Unnamed: 0,Neighborhood,Total_Houses,Houses_Above_250k,Ratio_Above_250k
21,Chateau,3.0,3.0,1.0
76,Squirrel Hill North,1967.0,1508.0,0.76665
1,Allegheny West,69.0,47.0,0.681159
63,Point Breeze,1623.0,1065.0,0.656192
68,Shadyside,1936.0,1170.0,0.604339
66,Regent Square,343.0,193.0,0.562682
77,Squirrel Hill South,3152.0,1743.0,0.552982
39,Highland Park,1488.0,698.0,0.469086
16,Central Business District,397.0,175.0,0.440806
80,Strip District,72.0,29.0,0.402778


## Conclusion 

In conclusion, using these datasets and metrics we can see that a few neighborhoods are at the top of all of these charts, such as Squirell Hill, Regent Square, and Point Breeze. This aligns with our own experience living in Pittsburgh. These neighborhoods have nice and expensive houses, the people who live there are educated and wealthier, there is less crime as a result, and they are generally kept clean. 

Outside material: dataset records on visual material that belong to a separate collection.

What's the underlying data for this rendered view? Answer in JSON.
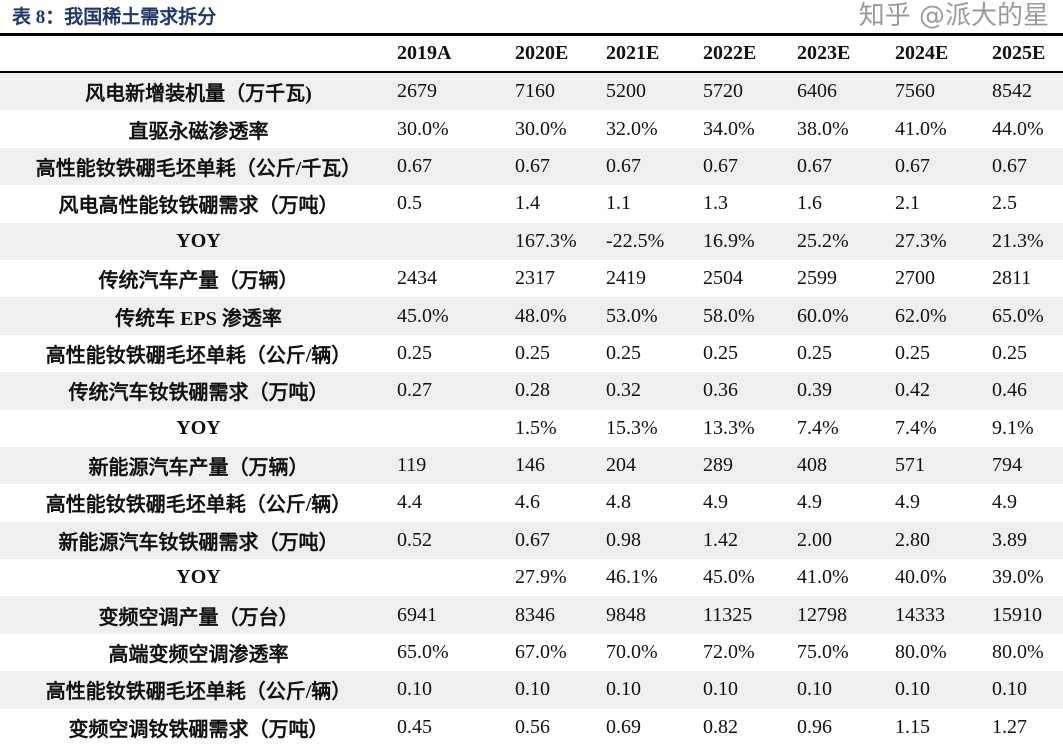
{
  "title": "表 8：我国稀土需求拆分",
  "columns": [
    "",
    "2019A",
    "2020E",
    "2021E",
    "2022E",
    "2023E",
    "2024E",
    "2025E"
  ],
  "rows": [
    {
      "label": "风电新增装机量（万千瓦)",
      "values": [
        "2679",
        "7160",
        "5200",
        "5720",
        "6406",
        "7560",
        "8542"
      ]
    },
    {
      "label": "直驱永磁渗透率",
      "values": [
        "30.0%",
        "30.0%",
        "32.0%",
        "34.0%",
        "38.0%",
        "41.0%",
        "44.0%"
      ]
    },
    {
      "label": "高性能钕铁硼毛坯单耗（公斤/千瓦）",
      "values": [
        "0.67",
        "0.67",
        "0.67",
        "0.67",
        "0.67",
        "0.67",
        "0.67"
      ]
    },
    {
      "label": "风电高性能钕铁硼需求（万吨）",
      "values": [
        "0.5",
        "1.4",
        "1.1",
        "1.3",
        "1.6",
        "2.1",
        "2.5"
      ]
    },
    {
      "label": "YOY",
      "values": [
        "",
        "167.3%",
        "-22.5%",
        "16.9%",
        "25.2%",
        "27.3%",
        "21.3%"
      ]
    },
    {
      "label": "传统汽车产量（万辆）",
      "values": [
        "2434",
        "2317",
        "2419",
        "2504",
        "2599",
        "2700",
        "2811"
      ]
    },
    {
      "label": "传统车 EPS 渗透率",
      "values": [
        "45.0%",
        "48.0%",
        "53.0%",
        "58.0%",
        "60.0%",
        "62.0%",
        "65.0%"
      ]
    },
    {
      "label": "高性能钕铁硼毛坯单耗（公斤/辆）",
      "values": [
        "0.25",
        "0.25",
        "0.25",
        "0.25",
        "0.25",
        "0.25",
        "0.25"
      ]
    },
    {
      "label": "传统汽车钕铁硼需求（万吨）",
      "values": [
        "0.27",
        "0.28",
        "0.32",
        "0.36",
        "0.39",
        "0.42",
        "0.46"
      ]
    },
    {
      "label": "YOY",
      "values": [
        "",
        "1.5%",
        "15.3%",
        "13.3%",
        "7.4%",
        "7.4%",
        "9.1%"
      ]
    },
    {
      "label": "新能源汽车产量（万辆）",
      "values": [
        "119",
        "146",
        "204",
        "289",
        "408",
        "571",
        "794"
      ]
    },
    {
      "label": "高性能钕铁硼毛坯单耗（公斤/辆）",
      "values": [
        "4.4",
        "4.6",
        "4.8",
        "4.9",
        "4.9",
        "4.9",
        "4.9"
      ]
    },
    {
      "label": "新能源汽车钕铁硼需求（万吨）",
      "values": [
        "0.52",
        "0.67",
        "0.98",
        "1.42",
        "2.00",
        "2.80",
        "3.89"
      ]
    },
    {
      "label": "YOY",
      "values": [
        "",
        "27.9%",
        "46.1%",
        "45.0%",
        "41.0%",
        "40.0%",
        "39.0%"
      ]
    },
    {
      "label": "变频空调产量（万台）",
      "values": [
        "6941",
        "8346",
        "9848",
        "11325",
        "12798",
        "14333",
        "15910"
      ]
    },
    {
      "label": "高端变频空调渗透率",
      "values": [
        "65.0%",
        "67.0%",
        "70.0%",
        "72.0%",
        "75.0%",
        "80.0%",
        "80.0%"
      ]
    },
    {
      "label": "高性能钕铁硼毛坯单耗（公斤/辆）",
      "values": [
        "0.10",
        "0.10",
        "0.10",
        "0.10",
        "0.10",
        "0.10",
        "0.10"
      ]
    },
    {
      "label": "变频空调钕铁硼需求（万吨）",
      "values": [
        "0.45",
        "0.56",
        "0.69",
        "0.82",
        "0.96",
        "1.15",
        "1.27"
      ]
    }
  ],
  "watermark": "知乎 @派大的星"
}
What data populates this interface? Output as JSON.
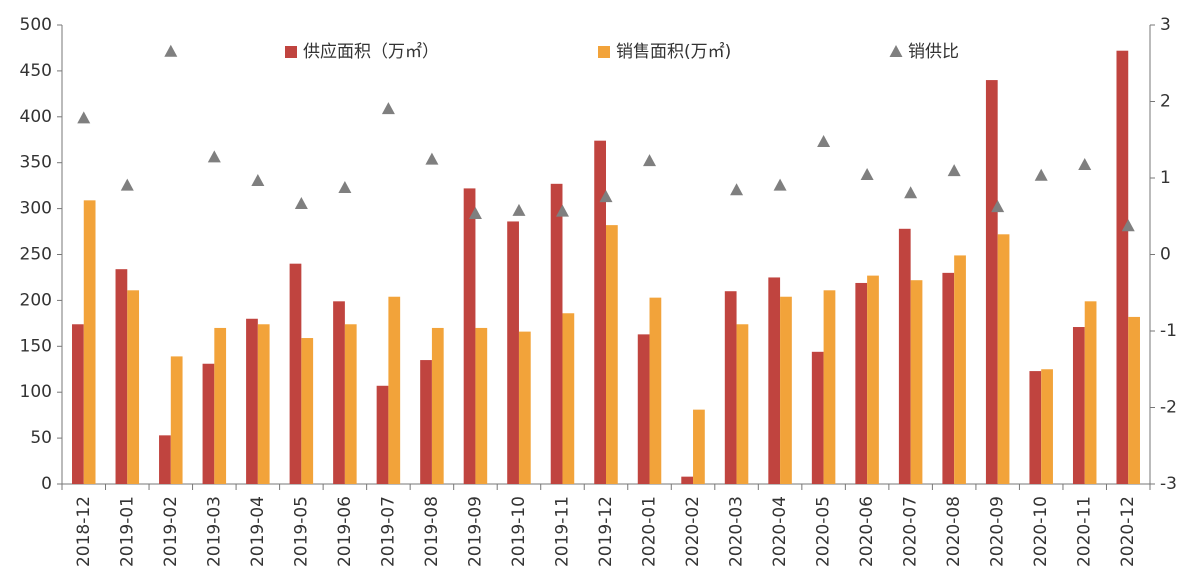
{
  "chart_data": {
    "type": "bar+scatter",
    "categories": [
      "2018-12",
      "2019-01",
      "2019-02",
      "2019-03",
      "2019-04",
      "2019-05",
      "2019-06",
      "2019-07",
      "2019-08",
      "2019-09",
      "2019-10",
      "2019-11",
      "2019-12",
      "2020-01",
      "2020-02",
      "2020-03",
      "2020-04",
      "2020-05",
      "2020-06",
      "2020-07",
      "2020-08",
      "2020-09",
      "2020-10",
      "2020-11",
      "2020-12"
    ],
    "series": [
      {
        "name": "供应面积（万㎡）",
        "color": "#c0443f",
        "type": "bar",
        "values": [
          174,
          234,
          53,
          131,
          180,
          240,
          199,
          107,
          135,
          322,
          286,
          327,
          374,
          163,
          8,
          210,
          225,
          144,
          219,
          278,
          230,
          440,
          123,
          171,
          472
        ]
      },
      {
        "name": "销售面积(万㎡)",
        "color": "#f2a33a",
        "type": "bar",
        "values": [
          309,
          211,
          139,
          170,
          174,
          159,
          174,
          204,
          170,
          170,
          166,
          186,
          282,
          203,
          81,
          174,
          204,
          211,
          227,
          222,
          249,
          272,
          125,
          199,
          182
        ]
      },
      {
        "name": "销供比",
        "color": "#7f7f7f",
        "type": "scatter",
        "axis": "y2",
        "values": [
          1.78,
          0.9,
          2.65,
          1.27,
          0.96,
          0.66,
          0.87,
          1.9,
          1.24,
          0.53,
          0.57,
          0.56,
          0.75,
          1.22,
          null,
          0.84,
          0.9,
          1.47,
          1.04,
          0.8,
          1.09,
          0.62,
          1.03,
          1.17,
          0.37
        ]
      }
    ],
    "ylim": [
      0,
      500
    ],
    "yticks": [
      0,
      50,
      100,
      150,
      200,
      250,
      300,
      350,
      400,
      450,
      500
    ],
    "y2lim": [
      -3,
      3
    ],
    "y2ticks": [
      -3,
      -2,
      -1,
      0,
      1,
      2,
      3
    ],
    "legend": "top"
  }
}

Some potential downsides to our data analytics is that the datasets all came from the same large survey in 2015. This is almost 10 years ago. We thought it was still appropriate to use this data, because even though the economy has changed since then, the relative relationships between neighborhoods likely has not. For example, housing prices have gone up since then, but I expect that the houses in Squirrel Hill have gone up approximately at the same rate as houses in Oakland, so they may both be higher numbers, but their relative values are about the same.